Estos polvos y lodos, aparentemente inconexos, se confunden con el tema que hoy presentamos, y víctima de esta forma de pensar fue la soriana ermita de San Baudelio, en remoto paraje perteneciente al pueblo de Casillas de Berlanga. Arrancáronse en los años veinte del siglo pasado buena parte de sus increíbles pinturas y se distribuyó el botín entre distintas sedes norteamericanas. Hoy, museos de Cincinnati, Nueva York, Indianápolis y Boston exhiben sanbaudelios del mismo modo que rembrandts, grecos, modiglianis o tizianos. En minúscula, pues vistos así son objetos múltiples, no obras únicas. También un museo español, el Prado, tiene algunas de estas pinturas, tras azarosa historia que ahora no viene a cuento. Como las otras, se aislaron los motivos (un oso, un camello, un guerrero, una escena bíblica) y se dispusieron sobre lienzos, con o sin su correspondiente marco. Como en el caso del cuadro de Cossío, donde había una «firma» se consiguieron varias. Curiosa forma de mitosis. Si en el milagro de los panes y los peces se multiplicó el valor de lo multiplicado, aquí se hizo lo propio con el precio… a costa de restarle valor precisamente a cada elemento nuevo. Tenemos pues sanbaudelios de caballete en los museos, pintura románica sobre lienzo, y la podemos ver colgada de sus muros como corresponde a una obra de arte: aislada, enmarcada y a la altura de los ojos. Como un cuadro, vaya.

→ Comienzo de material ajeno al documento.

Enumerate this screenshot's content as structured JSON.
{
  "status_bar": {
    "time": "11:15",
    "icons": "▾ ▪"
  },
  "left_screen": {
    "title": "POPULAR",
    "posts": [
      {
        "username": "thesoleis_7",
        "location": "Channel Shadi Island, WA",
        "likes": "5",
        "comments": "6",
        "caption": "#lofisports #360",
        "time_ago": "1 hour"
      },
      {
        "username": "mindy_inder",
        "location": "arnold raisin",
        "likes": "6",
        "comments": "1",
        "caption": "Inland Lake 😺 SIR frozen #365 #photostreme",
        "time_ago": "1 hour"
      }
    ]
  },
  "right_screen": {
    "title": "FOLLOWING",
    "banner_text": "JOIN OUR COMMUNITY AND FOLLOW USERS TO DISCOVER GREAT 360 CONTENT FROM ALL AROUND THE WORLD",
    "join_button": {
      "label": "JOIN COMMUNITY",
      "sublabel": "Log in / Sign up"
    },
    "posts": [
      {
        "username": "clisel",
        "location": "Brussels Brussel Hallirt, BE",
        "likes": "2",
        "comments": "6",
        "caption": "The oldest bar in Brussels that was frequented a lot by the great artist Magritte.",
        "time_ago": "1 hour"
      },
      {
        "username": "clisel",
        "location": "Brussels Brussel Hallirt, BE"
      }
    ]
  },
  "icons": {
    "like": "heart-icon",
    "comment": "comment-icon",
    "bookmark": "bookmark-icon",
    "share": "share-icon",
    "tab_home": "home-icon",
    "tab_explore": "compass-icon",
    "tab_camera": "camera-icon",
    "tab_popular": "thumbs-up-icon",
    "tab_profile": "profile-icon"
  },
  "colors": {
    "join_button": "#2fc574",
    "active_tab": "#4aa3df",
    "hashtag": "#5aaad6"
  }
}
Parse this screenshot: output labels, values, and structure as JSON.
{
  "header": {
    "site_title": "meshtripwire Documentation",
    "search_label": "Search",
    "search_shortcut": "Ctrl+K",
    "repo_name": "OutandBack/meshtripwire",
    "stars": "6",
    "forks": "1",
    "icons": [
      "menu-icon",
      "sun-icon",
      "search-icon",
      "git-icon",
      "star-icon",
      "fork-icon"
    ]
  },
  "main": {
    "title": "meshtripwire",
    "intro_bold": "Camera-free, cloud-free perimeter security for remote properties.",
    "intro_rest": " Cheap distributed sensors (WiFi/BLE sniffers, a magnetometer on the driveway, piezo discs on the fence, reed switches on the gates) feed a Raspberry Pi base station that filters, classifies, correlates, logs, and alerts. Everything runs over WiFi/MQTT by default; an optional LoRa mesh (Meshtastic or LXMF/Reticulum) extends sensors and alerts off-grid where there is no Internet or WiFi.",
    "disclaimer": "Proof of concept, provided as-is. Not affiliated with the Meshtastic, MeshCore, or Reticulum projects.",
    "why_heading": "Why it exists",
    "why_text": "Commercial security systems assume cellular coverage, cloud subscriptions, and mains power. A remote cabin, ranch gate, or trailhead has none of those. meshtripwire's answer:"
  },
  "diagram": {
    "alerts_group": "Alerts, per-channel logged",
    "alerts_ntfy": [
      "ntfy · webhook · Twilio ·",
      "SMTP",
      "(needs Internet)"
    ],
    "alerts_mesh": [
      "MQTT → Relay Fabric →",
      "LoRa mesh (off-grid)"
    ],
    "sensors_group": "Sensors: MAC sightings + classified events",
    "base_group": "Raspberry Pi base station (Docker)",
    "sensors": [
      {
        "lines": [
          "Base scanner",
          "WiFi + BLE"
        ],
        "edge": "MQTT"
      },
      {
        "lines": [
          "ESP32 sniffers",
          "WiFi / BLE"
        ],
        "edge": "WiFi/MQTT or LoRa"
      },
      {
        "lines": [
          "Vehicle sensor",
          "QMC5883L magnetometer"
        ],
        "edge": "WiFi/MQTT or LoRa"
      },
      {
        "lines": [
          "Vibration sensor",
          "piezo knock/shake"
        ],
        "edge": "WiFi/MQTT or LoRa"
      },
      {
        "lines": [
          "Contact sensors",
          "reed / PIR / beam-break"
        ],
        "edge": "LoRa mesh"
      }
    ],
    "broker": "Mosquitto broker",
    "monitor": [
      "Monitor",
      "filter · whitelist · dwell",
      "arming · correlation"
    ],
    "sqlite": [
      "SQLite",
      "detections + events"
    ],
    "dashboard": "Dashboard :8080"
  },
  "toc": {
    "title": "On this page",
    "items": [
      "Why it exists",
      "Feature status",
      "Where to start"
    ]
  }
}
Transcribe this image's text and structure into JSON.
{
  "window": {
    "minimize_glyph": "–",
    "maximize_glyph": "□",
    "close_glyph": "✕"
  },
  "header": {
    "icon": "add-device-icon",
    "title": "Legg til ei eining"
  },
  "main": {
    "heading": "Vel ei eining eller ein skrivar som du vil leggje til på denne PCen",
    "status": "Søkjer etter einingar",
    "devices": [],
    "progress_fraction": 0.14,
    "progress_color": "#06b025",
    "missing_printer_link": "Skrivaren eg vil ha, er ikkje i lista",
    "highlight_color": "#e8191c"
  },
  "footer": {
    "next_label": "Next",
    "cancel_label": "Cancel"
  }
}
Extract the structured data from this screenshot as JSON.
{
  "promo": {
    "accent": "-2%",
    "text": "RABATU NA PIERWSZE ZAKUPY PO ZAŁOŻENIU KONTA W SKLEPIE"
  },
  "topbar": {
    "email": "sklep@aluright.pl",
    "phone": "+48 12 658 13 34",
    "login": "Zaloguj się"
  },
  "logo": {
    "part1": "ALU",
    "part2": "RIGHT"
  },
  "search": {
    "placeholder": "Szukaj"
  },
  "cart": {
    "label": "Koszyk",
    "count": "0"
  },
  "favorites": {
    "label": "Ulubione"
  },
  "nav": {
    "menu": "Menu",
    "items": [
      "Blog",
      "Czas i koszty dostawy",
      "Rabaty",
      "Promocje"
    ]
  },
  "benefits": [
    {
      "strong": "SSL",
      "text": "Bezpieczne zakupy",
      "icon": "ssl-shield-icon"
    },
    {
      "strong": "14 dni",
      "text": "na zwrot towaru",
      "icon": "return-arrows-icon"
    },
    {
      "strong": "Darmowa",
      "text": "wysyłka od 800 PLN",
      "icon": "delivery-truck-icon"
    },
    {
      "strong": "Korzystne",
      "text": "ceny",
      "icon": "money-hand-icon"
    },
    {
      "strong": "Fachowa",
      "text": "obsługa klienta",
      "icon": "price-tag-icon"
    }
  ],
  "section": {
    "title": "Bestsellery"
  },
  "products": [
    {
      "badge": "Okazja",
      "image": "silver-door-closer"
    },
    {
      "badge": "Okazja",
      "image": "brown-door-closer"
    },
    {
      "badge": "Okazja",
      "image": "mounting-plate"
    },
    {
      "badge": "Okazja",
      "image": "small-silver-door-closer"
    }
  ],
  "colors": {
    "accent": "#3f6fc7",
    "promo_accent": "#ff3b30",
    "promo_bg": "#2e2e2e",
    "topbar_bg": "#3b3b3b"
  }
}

Desde luego, queda la ermita original, con su singular arquitectura y con las improntas de las pinturas arrancadas hace casi un siglo por un lado (el strappo, técnica empleada para el arranque, afortunadamente respeta las capas preparatorias sobre las que la pintura se asienta); por otro, permanece la parte de las pinturas que no se tocaron; finalmente, resta mentar un tercer conjunto de otras pinturas arrancadas de la bóveda en los años sesenta repuestas in situ no hace mucho tiempo. La humilde ermita es una joya de la historia del arte, y también un muestrario de técnicas de manipulación de la pintura mural en los dos últimos siglos, y un testigo de nuestra manera de entender la protección del patrimonio cultural en los últimos cien años. Es hacer de la necesidad virtud, pero es un atractivo más a la hora de degustar la visita de uno de los lugares más bellos para amantes de la belleza, en este caso, en forma de arte.